A la hora en que los mercaderes de Camden Town pelean en plena calle por medio
metro cuadrado de acera, y la mitad de trabajadores de alta gama hacen cola para pagar
el mejor té envasado en cartón de la ciudad, el de Dreamer’s Coffe, Adriana salía de la
redacción de Liverpool echo para dirigirse al kiosco de Arthur Giddens y adquirir
London Daily y The news, máximos exponentes de la prensa londinense.

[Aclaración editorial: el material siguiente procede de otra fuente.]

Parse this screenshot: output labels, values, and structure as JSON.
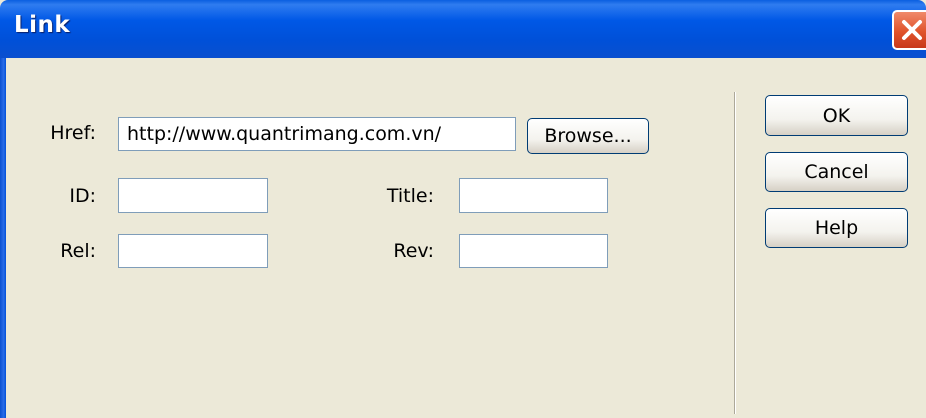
{
  "window": {
    "title": "Link"
  },
  "form": {
    "href_label": "Href:",
    "href_value": "http://www.quantrimang.com.vn/",
    "browse_label": "Browse...",
    "id_label": "ID:",
    "id_value": "",
    "title_label": "Title:",
    "title_value": "",
    "rel_label": "Rel:",
    "rel_value": "",
    "rev_label": "Rev:",
    "rev_value": ""
  },
  "buttons": {
    "ok": "OK",
    "cancel": "Cancel",
    "help": "Help"
  },
  "colors": {
    "titlebar": "#0058E6",
    "dialog_bg": "#ECE9D8",
    "close": "#E0532B",
    "field_border": "#7F9DB9"
  }
}
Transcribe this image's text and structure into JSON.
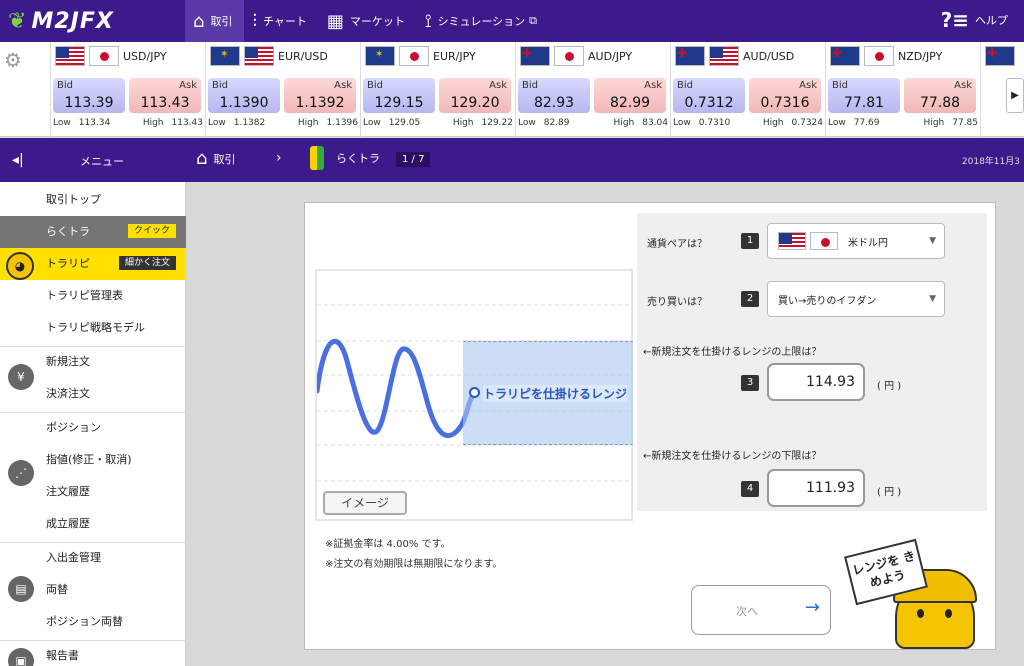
{
  "brand": {
    "logo_text": "M2JFX"
  },
  "topnav": {
    "items": [
      {
        "label": "取引"
      },
      {
        "label": "チャート"
      },
      {
        "label": "マーケット"
      },
      {
        "label": "シミュレーション"
      }
    ],
    "help_label": "ヘルプ"
  },
  "rates": [
    {
      "pair": "USD/JPY",
      "bid_label": "Bid",
      "ask_label": "Ask",
      "bid": "113.39",
      "ask": "113.43",
      "low_label": "Low",
      "low": "113.34",
      "high_label": "High",
      "high": "113.43"
    },
    {
      "pair": "EUR/USD",
      "bid_label": "Bid",
      "ask_label": "Ask",
      "bid": "1.1390",
      "ask": "1.1392",
      "low_label": "Low",
      "low": "1.1382",
      "high_label": "High",
      "high": "1.1396"
    },
    {
      "pair": "EUR/JPY",
      "bid_label": "Bid",
      "ask_label": "Ask",
      "bid": "129.15",
      "ask": "129.20",
      "low_label": "Low",
      "low": "129.05",
      "high_label": "High",
      "high": "129.22"
    },
    {
      "pair": "AUD/JPY",
      "bid_label": "Bid",
      "ask_label": "Ask",
      "bid": "82.93",
      "ask": "82.99",
      "low_label": "Low",
      "low": "82.89",
      "high_label": "High",
      "high": "83.04"
    },
    {
      "pair": "AUD/USD",
      "bid_label": "Bid",
      "ask_label": "Ask",
      "bid": "0.7312",
      "ask": "0.7316",
      "low_label": "Low",
      "low": "0.7310",
      "high_label": "High",
      "high": "0.7324"
    },
    {
      "pair": "NZD/JPY",
      "bid_label": "Bid",
      "ask_label": "Ask",
      "bid": "77.81",
      "ask": "77.88",
      "low_label": "Low",
      "low": "77.69",
      "high_label": "High",
      "high": "77.85"
    }
  ],
  "subbar": {
    "menu_label": "メニュー",
    "home_label": "取引",
    "current_label": "らくトラ",
    "step": "1 / 7",
    "date": "2018年11月3"
  },
  "sidebar": {
    "items": [
      {
        "label": "取引トップ"
      },
      {
        "label": "らくトラ",
        "badge": "クイック"
      },
      {
        "label": "トラリピ",
        "badge": "細かく注文"
      },
      {
        "label": "トラリピ管理表"
      },
      {
        "label": "トラリピ戦略モデル"
      },
      {
        "label": "新規注文"
      },
      {
        "label": "決済注文"
      },
      {
        "label": "ポジション"
      },
      {
        "label": "指値(修正・取消)"
      },
      {
        "label": "注文履歴"
      },
      {
        "label": "成立履歴"
      },
      {
        "label": "入出金管理"
      },
      {
        "label": "両替"
      },
      {
        "label": "ポジション両替"
      },
      {
        "label": "報告書"
      }
    ]
  },
  "main": {
    "zone_label": "トラリピを仕掛けるレンジ",
    "image_button": "イメージ",
    "notes": [
      "※証拠金率は 4.00% です。",
      "※注文の有効期限は無期限になります。"
    ],
    "form": {
      "q1": "通貨ペアは？",
      "n1": "1",
      "pair_value": "米ドル円",
      "q2": "売り買いは？",
      "n2": "2",
      "side_value": "買い→売りのイフダン",
      "q3": "←新規注文を仕掛けるレンジの上限は？",
      "n3": "3",
      "upper_value": "114.93",
      "unit": "( 円 )",
      "q4": "←新規注文を仕掛けるレンジの下限は？",
      "n4": "4",
      "lower_value": "111.93",
      "unit2": "( 円 )"
    },
    "next_label": "次へ",
    "mascot_sign": "レンジを きめよう"
  },
  "colors": {
    "nav": "#3c1a8c",
    "accent_yellow": "#ffe000",
    "wave": "#4a6fe0"
  }
}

Ambos cedían su primera página a los vergonzosos movimientos pélvicos que el
presidente del gobierno brindaba a varias señoritas de apariencia nórdica y dudosa
reputación. “No lo puedo creer. Toda la noche escribiendo sobre el Apocalipsis
energético ¡para esta competencia!. ¿Para cuando lo importante en primera página?”, y
para cuando levantó la vista, un coche la arrollaba contra la acera del mejor café de
Londres haciendo volar todas y cada una de las noticias sensacionalistas del país como
una gran fiesta de prensa amarilla. “Oh my god! I’m sorry! Please! Someone calls to an
ambulance!”.
Tras varios minutos de desconcierto, abría los ojos una Adriana confusa, que se
incorporaba del suelo ayudada por la multitud de gente que el drama había reunido, para
sorpresa y descanso del hombre que la atropelló. “It isn’t necessary. I’m well”. Y el
espectáculo apagó su foco acusador para que toda aquella masa de gente se dispersara
como si nada hubiera pasado entre las disculpas y la risa nerviosa del desafortunado
conductor. Adriana, aunque que conocedora del peculiar carácter inglés, quedó
asombrada de la caprichosa fugacidad de la fama.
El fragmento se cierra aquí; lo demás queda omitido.